More than 90 percent of the country’s 13,000 intern and resident doctors have stayed off their duties at general hospitals nationwide for over three weeks in protest, while thousands of medical students joined the protest by filing for leave of absence en masse.
The government is adamant about its 2,000-seat increase plan and has begun to take steps to suspend the medical licenses of thousands of protesting trainee doctors who defy the official back-to-work order.
Without a breakthrough in the near future, medical professors fear that striking trainee doctors and protesting medical students could derail their training programs or result in failing grades.
Medical professors’ threatened mass departure from schools and hospitals, if realized, could deal a fatal blow to the health care services already crippled by the trainee doctors’ collective action.

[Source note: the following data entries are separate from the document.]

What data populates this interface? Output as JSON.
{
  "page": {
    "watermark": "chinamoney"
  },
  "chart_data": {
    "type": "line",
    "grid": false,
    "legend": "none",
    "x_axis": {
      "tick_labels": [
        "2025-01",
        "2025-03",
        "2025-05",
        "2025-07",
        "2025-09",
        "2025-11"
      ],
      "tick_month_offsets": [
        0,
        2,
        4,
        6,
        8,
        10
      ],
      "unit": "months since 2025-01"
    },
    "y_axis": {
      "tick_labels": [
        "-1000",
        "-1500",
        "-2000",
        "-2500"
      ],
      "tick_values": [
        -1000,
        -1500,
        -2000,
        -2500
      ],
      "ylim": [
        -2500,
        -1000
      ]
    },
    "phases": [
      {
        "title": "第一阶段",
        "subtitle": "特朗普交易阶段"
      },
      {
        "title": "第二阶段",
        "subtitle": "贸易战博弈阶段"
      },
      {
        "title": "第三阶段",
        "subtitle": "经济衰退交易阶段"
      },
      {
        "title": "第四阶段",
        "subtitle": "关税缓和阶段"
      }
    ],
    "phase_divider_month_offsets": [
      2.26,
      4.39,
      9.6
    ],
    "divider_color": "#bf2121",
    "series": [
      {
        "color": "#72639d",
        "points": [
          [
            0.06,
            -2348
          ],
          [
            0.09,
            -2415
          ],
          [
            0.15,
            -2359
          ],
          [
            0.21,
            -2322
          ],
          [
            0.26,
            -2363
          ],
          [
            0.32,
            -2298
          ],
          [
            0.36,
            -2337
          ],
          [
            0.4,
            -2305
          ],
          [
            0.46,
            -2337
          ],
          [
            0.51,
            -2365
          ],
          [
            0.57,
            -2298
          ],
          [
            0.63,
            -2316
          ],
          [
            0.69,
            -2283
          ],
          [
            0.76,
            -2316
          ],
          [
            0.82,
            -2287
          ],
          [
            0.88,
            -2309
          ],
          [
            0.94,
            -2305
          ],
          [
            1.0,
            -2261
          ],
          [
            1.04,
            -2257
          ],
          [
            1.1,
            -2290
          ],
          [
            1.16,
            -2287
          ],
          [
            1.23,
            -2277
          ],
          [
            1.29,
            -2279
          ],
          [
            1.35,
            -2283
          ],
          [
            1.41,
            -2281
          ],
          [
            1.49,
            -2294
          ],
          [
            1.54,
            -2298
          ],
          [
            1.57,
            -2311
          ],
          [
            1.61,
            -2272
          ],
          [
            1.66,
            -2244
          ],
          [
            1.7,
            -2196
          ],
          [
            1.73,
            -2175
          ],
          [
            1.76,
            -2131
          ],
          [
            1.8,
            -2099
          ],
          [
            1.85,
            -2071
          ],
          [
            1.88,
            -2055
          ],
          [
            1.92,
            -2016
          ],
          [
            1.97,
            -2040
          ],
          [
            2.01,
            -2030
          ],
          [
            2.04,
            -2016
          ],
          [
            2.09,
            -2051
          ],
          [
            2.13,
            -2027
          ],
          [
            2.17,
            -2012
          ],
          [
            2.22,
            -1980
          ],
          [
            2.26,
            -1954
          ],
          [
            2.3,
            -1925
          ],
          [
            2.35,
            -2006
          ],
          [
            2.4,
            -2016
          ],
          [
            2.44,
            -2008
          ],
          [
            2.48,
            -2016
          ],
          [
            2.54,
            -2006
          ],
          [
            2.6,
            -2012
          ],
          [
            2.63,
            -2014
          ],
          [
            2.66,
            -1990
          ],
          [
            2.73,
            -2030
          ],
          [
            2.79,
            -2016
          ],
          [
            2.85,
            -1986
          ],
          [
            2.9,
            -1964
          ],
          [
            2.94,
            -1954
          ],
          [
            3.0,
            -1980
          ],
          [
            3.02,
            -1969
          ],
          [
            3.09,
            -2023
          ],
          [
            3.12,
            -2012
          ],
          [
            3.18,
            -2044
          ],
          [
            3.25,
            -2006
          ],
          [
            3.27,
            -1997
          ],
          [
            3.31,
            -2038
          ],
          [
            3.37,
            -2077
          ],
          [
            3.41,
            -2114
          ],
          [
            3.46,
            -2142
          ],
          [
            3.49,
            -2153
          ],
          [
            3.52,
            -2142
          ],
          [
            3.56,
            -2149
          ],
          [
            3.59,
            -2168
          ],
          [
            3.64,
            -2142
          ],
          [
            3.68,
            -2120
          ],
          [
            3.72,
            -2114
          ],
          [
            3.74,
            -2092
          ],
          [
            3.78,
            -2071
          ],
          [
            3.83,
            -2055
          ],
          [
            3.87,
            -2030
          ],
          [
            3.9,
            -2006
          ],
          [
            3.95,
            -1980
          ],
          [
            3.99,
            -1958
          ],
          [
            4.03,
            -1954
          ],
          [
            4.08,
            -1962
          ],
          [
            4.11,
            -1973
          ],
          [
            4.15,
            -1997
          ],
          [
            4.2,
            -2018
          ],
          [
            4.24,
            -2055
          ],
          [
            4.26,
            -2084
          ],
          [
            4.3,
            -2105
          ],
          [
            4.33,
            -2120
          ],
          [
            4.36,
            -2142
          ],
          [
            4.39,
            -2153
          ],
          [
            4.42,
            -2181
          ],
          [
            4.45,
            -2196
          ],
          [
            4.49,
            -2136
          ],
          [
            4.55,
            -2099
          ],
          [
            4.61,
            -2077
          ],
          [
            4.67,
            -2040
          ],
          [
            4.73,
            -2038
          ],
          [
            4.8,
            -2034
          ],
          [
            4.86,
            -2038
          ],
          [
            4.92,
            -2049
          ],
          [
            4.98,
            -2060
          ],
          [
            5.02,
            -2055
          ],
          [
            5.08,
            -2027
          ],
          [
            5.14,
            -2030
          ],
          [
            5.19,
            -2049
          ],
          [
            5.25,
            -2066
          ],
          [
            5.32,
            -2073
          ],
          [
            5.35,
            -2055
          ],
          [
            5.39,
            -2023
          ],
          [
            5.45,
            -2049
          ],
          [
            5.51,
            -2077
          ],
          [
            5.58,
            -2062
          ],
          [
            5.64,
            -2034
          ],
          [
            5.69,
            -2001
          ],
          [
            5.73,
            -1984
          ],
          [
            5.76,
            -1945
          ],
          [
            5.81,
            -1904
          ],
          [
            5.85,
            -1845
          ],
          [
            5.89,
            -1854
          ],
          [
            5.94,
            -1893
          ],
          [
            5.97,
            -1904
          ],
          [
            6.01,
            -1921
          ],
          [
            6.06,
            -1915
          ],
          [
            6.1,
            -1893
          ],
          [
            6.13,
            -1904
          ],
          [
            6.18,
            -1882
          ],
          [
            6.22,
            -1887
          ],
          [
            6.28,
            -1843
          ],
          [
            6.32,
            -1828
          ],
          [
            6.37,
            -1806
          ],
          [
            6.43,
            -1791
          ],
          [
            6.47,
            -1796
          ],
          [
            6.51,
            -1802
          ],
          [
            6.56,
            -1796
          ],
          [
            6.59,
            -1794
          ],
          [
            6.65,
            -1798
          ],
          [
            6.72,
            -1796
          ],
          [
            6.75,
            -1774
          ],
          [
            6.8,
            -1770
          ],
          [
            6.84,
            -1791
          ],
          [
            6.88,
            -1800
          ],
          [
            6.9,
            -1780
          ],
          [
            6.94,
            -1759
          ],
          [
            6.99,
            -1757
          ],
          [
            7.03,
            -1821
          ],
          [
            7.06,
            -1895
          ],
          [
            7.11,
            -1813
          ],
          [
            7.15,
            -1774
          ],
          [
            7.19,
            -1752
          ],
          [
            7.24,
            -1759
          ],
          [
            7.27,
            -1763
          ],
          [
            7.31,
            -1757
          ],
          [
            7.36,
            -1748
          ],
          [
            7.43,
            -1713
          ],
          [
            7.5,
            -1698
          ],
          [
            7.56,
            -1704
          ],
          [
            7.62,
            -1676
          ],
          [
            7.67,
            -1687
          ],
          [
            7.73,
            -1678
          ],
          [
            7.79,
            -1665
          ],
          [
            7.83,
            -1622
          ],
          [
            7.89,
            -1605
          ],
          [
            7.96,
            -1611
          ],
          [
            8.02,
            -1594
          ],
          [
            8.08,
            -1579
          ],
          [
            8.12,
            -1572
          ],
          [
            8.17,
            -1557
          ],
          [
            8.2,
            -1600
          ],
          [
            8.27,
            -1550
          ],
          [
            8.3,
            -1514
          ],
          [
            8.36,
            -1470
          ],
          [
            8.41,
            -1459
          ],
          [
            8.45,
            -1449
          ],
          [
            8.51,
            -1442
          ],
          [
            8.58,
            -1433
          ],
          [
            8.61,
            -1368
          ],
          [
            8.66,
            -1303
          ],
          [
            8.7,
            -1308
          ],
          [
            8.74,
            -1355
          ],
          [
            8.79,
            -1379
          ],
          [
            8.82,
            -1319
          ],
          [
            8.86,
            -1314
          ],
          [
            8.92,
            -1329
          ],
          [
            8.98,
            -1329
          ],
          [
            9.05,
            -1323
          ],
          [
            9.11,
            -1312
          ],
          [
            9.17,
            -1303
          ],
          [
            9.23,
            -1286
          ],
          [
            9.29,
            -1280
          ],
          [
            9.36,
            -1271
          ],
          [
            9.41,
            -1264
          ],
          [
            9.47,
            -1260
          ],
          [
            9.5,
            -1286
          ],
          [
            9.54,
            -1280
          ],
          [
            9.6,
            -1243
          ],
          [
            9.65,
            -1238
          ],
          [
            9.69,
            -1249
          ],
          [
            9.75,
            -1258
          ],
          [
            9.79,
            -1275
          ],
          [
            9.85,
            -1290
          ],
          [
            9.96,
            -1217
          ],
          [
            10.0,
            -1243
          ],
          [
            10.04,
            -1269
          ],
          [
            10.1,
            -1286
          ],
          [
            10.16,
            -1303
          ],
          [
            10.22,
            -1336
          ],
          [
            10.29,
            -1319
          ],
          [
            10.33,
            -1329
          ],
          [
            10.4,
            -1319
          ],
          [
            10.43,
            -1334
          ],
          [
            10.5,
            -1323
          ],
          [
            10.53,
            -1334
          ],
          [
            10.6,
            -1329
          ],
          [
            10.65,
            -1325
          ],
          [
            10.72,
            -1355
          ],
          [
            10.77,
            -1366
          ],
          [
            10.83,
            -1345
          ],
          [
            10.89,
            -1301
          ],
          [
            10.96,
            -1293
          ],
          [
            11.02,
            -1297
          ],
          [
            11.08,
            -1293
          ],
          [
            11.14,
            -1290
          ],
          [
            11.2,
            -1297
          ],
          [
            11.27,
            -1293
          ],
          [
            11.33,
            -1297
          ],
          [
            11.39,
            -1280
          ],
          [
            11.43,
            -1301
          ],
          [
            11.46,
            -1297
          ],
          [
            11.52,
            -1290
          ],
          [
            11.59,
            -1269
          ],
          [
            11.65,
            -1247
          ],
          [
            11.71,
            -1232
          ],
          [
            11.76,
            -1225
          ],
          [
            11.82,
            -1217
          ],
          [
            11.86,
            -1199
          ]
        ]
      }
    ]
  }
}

Many still say medical professors are realistically unlikely to leave hospitals en masse, interpreting their resolution for collective action as a gesture urging for a breakthrough from the government.
Patients’ and their families’ frustration is escalating, however, amid talks of medical professors submitting mass resignations.
A woman scheduled for thyroid surgery next week at a general hospital in Seoul expressed anxieties over the latest action by medical professors.
“What should I do if all professors at Seoul National University Hospital and other hospitals resign?” she said. “I am very nervous about if I would be able to undergo my surgery as scheduled.”
From Feb. 19 until Monday, 472 cases of patient damage from the trainee doctors’ walkout had been filed with authorities, including 329 delayed surgeries and dozens of cancelled or denied medical treatments.